第十章(2/2)
流理更加小心翼翼地离白寻远了一点。
坐到大殿上,白寻打开信封,里面空无一物,一道金色光芒从信封里绽出,在半空中凝成天旨的模样,密密麻麻的字迅速在上面排列成句:
封魔印动,邪魔成形。
列神位者,不辞其责。
宣顾河
陆城
景琛
白寻
……
静静看了一会儿,白寻合上信封,空中的天旨瞬间消散,他将信封交给流理,便继续坐着看折子。
白寻少见地耐心批了一个下午的折子,傍晚来临,他抬头时望见殿门外的大地上,映满了火红的晚霞。
伸了个懒腰,白寻悠悠踱出殿外。
夕阳照得满山树叶粼粼地闪着光,山风吹过,树摇枝动,光影闪烁,仿若金浪。白寻抬头,看见彩色天空中,一轮淡色月影明明可见,他突然想起昨天月下那位清冷的白袍少年,心中一动,只觉得明明是第一次见面,倒总有种隔了万年再度重逢的感觉,以及这才过去一天,他就已经十分想再见一面了。
他其实可以喊着“颜祁”这两个字请天界各位神尊帮忙,虽然颜祁是闲神,踪迹不定,但总有自己的神册,不可能找不到一丝痕迹。
可是白寻偏偏不想。
他此刻觉得,靠缘分相遇,比生拉硬扯美妙得多。
他好像忘了昨天自己是如何的生拉硬扯、百般纠缠了。
万神会一晃眼就到了。
这天早上白寻又是被流理和一群侍神叫醒的,这次他没在做鸳鸯戏水的春梦,他梦见的是一个身形隐约的白袍少年,对他说:“滚。”
那声音真好听,他都不愿醒来,在梦里求着那人再骂他几句。但是少年还没来得及继续开骂,白寻就被流理叫醒了。
白寻都要气死了,加上他本来就有起床气,差点没把寝殿房顶给掀翻了。
好不容易被流理等人哄得气稍顺了,一看见他们捧上来的衣袍,白寻又不满意了:“为什么一定要穿白的?又不是去参加葬礼。”
“帝君,天宫向来如此,大多都是浅色着装,您没发现吗,一直以来只有您和冥王大人穿深色……”

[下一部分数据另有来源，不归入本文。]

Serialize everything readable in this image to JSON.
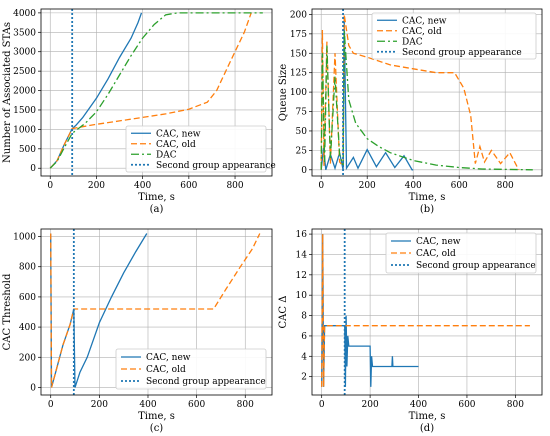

这个白寻倒真没注意,陆城确实是一身黑衣万年不变,自己的常衣虽然不算纯黑,而是浓重到极点的藏青色,但是那藏黑色在一水的浅色衣服里看着也跟纯黑没多大区别了。
“我不穿!把我平常的衣服拿来。”白寻又开始耍脾气,声音高昂,完全不像刚起床的样子,双手交叉在胸前,一副油盐不进的模样。
“帝君……”流理要急哭了,“万神会非同小可,众神皆着白色,您要做那万白丛中一点黑吗?”

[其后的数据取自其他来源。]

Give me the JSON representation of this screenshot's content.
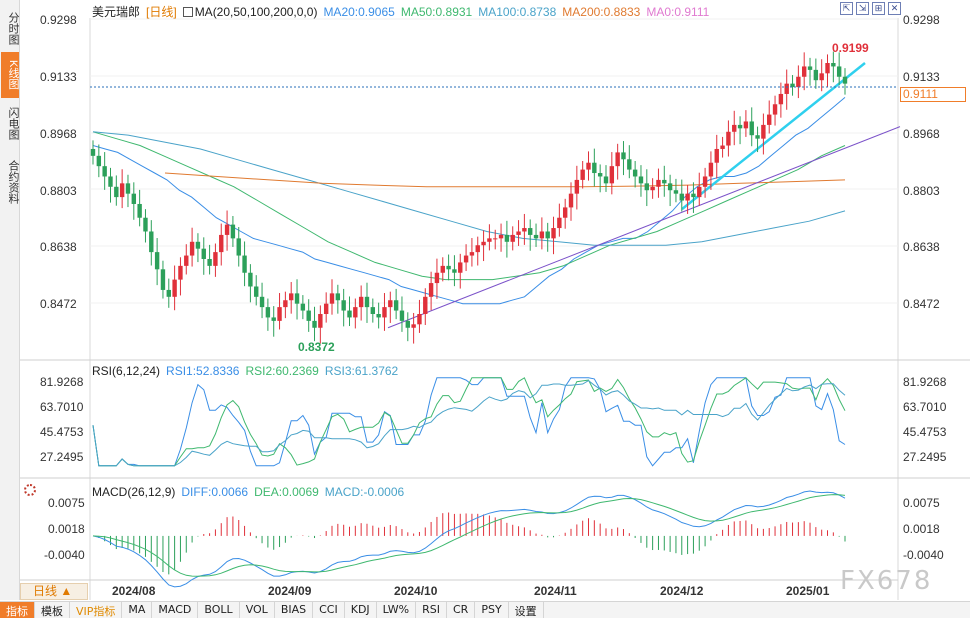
{
  "sidebar": {
    "tabs": [
      {
        "label": "分时图",
        "active": false
      },
      {
        "label": "K线图",
        "active": true
      },
      {
        "label": "闪电图",
        "active": false
      },
      {
        "label": "合约资料",
        "active": false
      }
    ]
  },
  "header": {
    "symbol": "美元瑞郎",
    "period_tag": "[日线]",
    "ma_label": "MA(20,50,100,200,0,0)",
    "ma20": "MA20:0.9065",
    "ma50": "MA50:0.8931",
    "ma100": "MA100:0.8738",
    "ma200": "MA200:0.8833",
    "ma0": "MA0:0.9111"
  },
  "window_buttons": [
    "⇱",
    "⇲",
    "⊞",
    "✕"
  ],
  "colors": {
    "up": "#e0303a",
    "down": "#2ca05a",
    "ma20": "#3a8ee6",
    "ma50": "#3fb86f",
    "ma100": "#4aa3c9",
    "ma200": "#e07a30",
    "trend_cyan": "#2fd0ee",
    "trend_purple": "#7b52c9",
    "accent": "#f07d2a"
  },
  "price_axis": {
    "ticks": [
      "0.9298",
      "0.9133",
      "0.8968",
      "0.8803",
      "0.8638",
      "0.8472"
    ],
    "current": "0.9111",
    "high_label": "0.9199",
    "low_label": "0.8372"
  },
  "rsi": {
    "label": "RSI(6,12,24)",
    "rsi1": "RSI1:52.8336",
    "rsi2": "RSI2:60.2369",
    "rsi3": "RSI3:61.3762",
    "ticks": [
      "81.9268",
      "63.7010",
      "45.4753",
      "27.2495"
    ]
  },
  "macd": {
    "label": "MACD(26,12,9)",
    "diff": "DIFF:0.0066",
    "dea": "DEA:0.0069",
    "macd": "MACD:-0.0006",
    "ticks": [
      "0.0075",
      "0.0018",
      "-0.0040"
    ]
  },
  "x_axis": {
    "labels": [
      "2024/08",
      "2024/09",
      "2024/10",
      "2024/11",
      "2024/12",
      "2025/01"
    ]
  },
  "period_selector": "日线 ▲",
  "bottom_tabs": [
    {
      "label": "指标",
      "selected": true
    },
    {
      "label": "模板",
      "selected": false
    },
    {
      "label": "VIP指标",
      "selected": false,
      "vip": true
    },
    {
      "label": "MA",
      "selected": false
    },
    {
      "label": "MACD",
      "selected": false
    },
    {
      "label": "BOLL",
      "selected": false
    },
    {
      "label": "VOL",
      "selected": false
    },
    {
      "label": "BIAS",
      "selected": false
    },
    {
      "label": "CCI",
      "selected": false
    },
    {
      "label": "KDJ",
      "selected": false
    },
    {
      "label": "LW%",
      "selected": false
    },
    {
      "label": "RSI",
      "selected": false
    },
    {
      "label": "CR",
      "selected": false
    },
    {
      "label": "PSY",
      "selected": false
    },
    {
      "label": "设置",
      "selected": false
    }
  ],
  "watermark": "FX678",
  "chart_data": {
    "type": "candlestick",
    "x_range": [
      "2024/07",
      "2025/01"
    ],
    "ylim": [
      0.835,
      0.9298
    ],
    "current_price": 0.9111,
    "high": 0.9199,
    "low": 0.8372,
    "closes": [
      0.89,
      0.887,
      0.884,
      0.881,
      0.878,
      0.882,
      0.879,
      0.876,
      0.872,
      0.868,
      0.862,
      0.857,
      0.851,
      0.849,
      0.854,
      0.858,
      0.861,
      0.865,
      0.863,
      0.86,
      0.858,
      0.862,
      0.867,
      0.87,
      0.866,
      0.861,
      0.856,
      0.852,
      0.849,
      0.846,
      0.843,
      0.842,
      0.846,
      0.848,
      0.85,
      0.847,
      0.845,
      0.842,
      0.84,
      0.844,
      0.847,
      0.85,
      0.848,
      0.845,
      0.843,
      0.846,
      0.849,
      0.846,
      0.844,
      0.843,
      0.846,
      0.848,
      0.845,
      0.842,
      0.84,
      0.841,
      0.844,
      0.849,
      0.853,
      0.856,
      0.858,
      0.857,
      0.856,
      0.859,
      0.861,
      0.862,
      0.864,
      0.865,
      0.866,
      0.866,
      0.867,
      0.865,
      0.867,
      0.868,
      0.869,
      0.867,
      0.866,
      0.868,
      0.866,
      0.869,
      0.872,
      0.875,
      0.879,
      0.883,
      0.886,
      0.888,
      0.885,
      0.884,
      0.882,
      0.887,
      0.891,
      0.889,
      0.886,
      0.884,
      0.882,
      0.88,
      0.881,
      0.883,
      0.882,
      0.88,
      0.879,
      0.877,
      0.879,
      0.878,
      0.881,
      0.884,
      0.888,
      0.892,
      0.893,
      0.897,
      0.899,
      0.898,
      0.9,
      0.896,
      0.895,
      0.899,
      0.902,
      0.905,
      0.908,
      0.911,
      0.91,
      0.913,
      0.916,
      0.915,
      0.912,
      0.914,
      0.917,
      0.916,
      0.913,
      0.911
    ],
    "ma20": [
      0.893,
      0.892,
      0.891,
      0.889,
      0.887,
      0.885,
      0.883,
      0.88,
      0.878,
      0.875,
      0.872,
      0.87,
      0.868,
      0.866,
      0.865,
      0.864,
      0.863,
      0.862,
      0.86,
      0.859,
      0.858,
      0.857,
      0.856,
      0.855,
      0.854,
      0.852,
      0.851,
      0.85,
      0.849,
      0.848,
      0.847,
      0.847,
      0.847,
      0.847,
      0.848,
      0.849,
      0.852,
      0.855,
      0.857,
      0.86,
      0.862,
      0.864,
      0.865,
      0.866,
      0.866,
      0.868,
      0.871,
      0.874,
      0.878,
      0.881,
      0.883,
      0.884,
      0.884,
      0.885,
      0.887,
      0.89,
      0.893,
      0.896,
      0.898,
      0.901,
      0.904,
      0.907
    ],
    "ma50": [
      0.897,
      0.895,
      0.893,
      0.89,
      0.887,
      0.884,
      0.881,
      0.877,
      0.873,
      0.869,
      0.865,
      0.862,
      0.859,
      0.857,
      0.855,
      0.854,
      0.854,
      0.854,
      0.855,
      0.856,
      0.858,
      0.861,
      0.864,
      0.866,
      0.868,
      0.871,
      0.874,
      0.877,
      0.88,
      0.883,
      0.886,
      0.89,
      0.893
    ],
    "ma100": [
      0.897,
      0.896,
      0.894,
      0.892,
      0.889,
      0.886,
      0.883,
      0.88,
      0.877,
      0.874,
      0.871,
      0.868,
      0.866,
      0.865,
      0.864,
      0.864,
      0.864,
      0.865,
      0.867,
      0.869,
      0.871,
      0.874
    ],
    "ma200": [
      0.885,
      0.884,
      0.883,
      0.882,
      0.8815,
      0.881,
      0.881,
      0.881,
      0.881,
      0.8812,
      0.8815,
      0.882,
      0.8825,
      0.883
    ],
    "trendlines": [
      {
        "name": "cyan support",
        "from": [
          "2024/12",
          0.874
        ],
        "to": [
          "2025/01",
          0.916
        ]
      },
      {
        "name": "purple support",
        "from": [
          "2024/09",
          0.841
        ],
        "to": [
          "2025/01",
          0.9
        ]
      }
    ],
    "rsi_range": [
      27.2495,
      81.9268
    ],
    "macd_range": [
      -0.004,
      0.0075
    ]
  }
}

“不会的,还有陆城呢。两点黑,我不孤单。”白寻笑起来,硬推着流理把他的藏黑袍子拿来,心满意足地穿上了。
藏黑外衣长靴,深红腰封发带,白寻照着平常模样吊儿郎当地出了殿,留下愁云惨淡的流理独自忧心。
到了天宫门口,已是正午,白寻只见满眼雪白,在这白花花一片中,他准确地找到了心有灵犀的那一点黑。
“陆城!陆城陆城!”白寻欢快叫道,声音清亮,无视周围他人的侧目。
陆城回头,见白寻正冲自己挥手,便停下等他。
白寻跑到陆城身边,开心地拍拍他的肩:“我就知道有你陪我穿深色。”
“陪你?”陆城冷冷看他一眼,“我平常就这么穿。”
“是是是,那也是很好的,你没有为了这个啥会就忍辱穿上白色衣服,真的非常不错。”白寻搭着他的肩往里走。

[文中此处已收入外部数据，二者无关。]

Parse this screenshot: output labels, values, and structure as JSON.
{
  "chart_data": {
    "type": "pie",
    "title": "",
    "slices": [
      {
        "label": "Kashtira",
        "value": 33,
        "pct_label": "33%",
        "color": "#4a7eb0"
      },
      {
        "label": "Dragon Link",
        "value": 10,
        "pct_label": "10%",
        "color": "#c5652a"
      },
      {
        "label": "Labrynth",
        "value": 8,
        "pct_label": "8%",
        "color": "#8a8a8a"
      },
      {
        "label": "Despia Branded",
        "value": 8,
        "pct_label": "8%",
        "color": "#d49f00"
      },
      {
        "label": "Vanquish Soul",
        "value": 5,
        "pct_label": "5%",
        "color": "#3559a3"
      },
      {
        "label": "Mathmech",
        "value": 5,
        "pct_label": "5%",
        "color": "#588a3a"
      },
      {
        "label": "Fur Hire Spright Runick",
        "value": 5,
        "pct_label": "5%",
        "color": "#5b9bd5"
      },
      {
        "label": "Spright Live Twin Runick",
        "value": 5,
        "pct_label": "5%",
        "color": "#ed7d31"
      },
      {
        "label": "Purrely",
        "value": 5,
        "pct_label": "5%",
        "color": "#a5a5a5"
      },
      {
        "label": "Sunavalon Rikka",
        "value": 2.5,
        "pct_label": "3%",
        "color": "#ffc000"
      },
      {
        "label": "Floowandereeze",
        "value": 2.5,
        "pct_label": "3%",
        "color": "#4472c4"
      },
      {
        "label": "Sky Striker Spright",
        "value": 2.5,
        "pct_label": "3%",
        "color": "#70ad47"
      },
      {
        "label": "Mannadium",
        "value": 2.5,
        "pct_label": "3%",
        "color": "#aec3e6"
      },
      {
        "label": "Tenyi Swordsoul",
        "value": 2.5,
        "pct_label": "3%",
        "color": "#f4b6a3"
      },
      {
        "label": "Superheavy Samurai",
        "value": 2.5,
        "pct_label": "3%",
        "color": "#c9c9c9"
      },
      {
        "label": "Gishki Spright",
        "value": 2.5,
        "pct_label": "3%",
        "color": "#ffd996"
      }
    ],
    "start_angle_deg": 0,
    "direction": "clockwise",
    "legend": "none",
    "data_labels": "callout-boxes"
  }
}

陆城无语,他不爱穿白色,但也没觉得穿白色就是忍辱了。
于是,在众神都穿白衣的情况下,他俩几乎成了行走的焦点。只不过神尊们自矜有度,举止有礼,所以还没发生那种指指点点窃窃私语的情况,多数为目光交流,白寻反正不要脸,他一个个回看过去,报以装模作样的礼貌笑容。陆城倒是保持一贯的冷然,只是时不时会对身边露出虚伪笑容的白寻投去嫌弃的目光。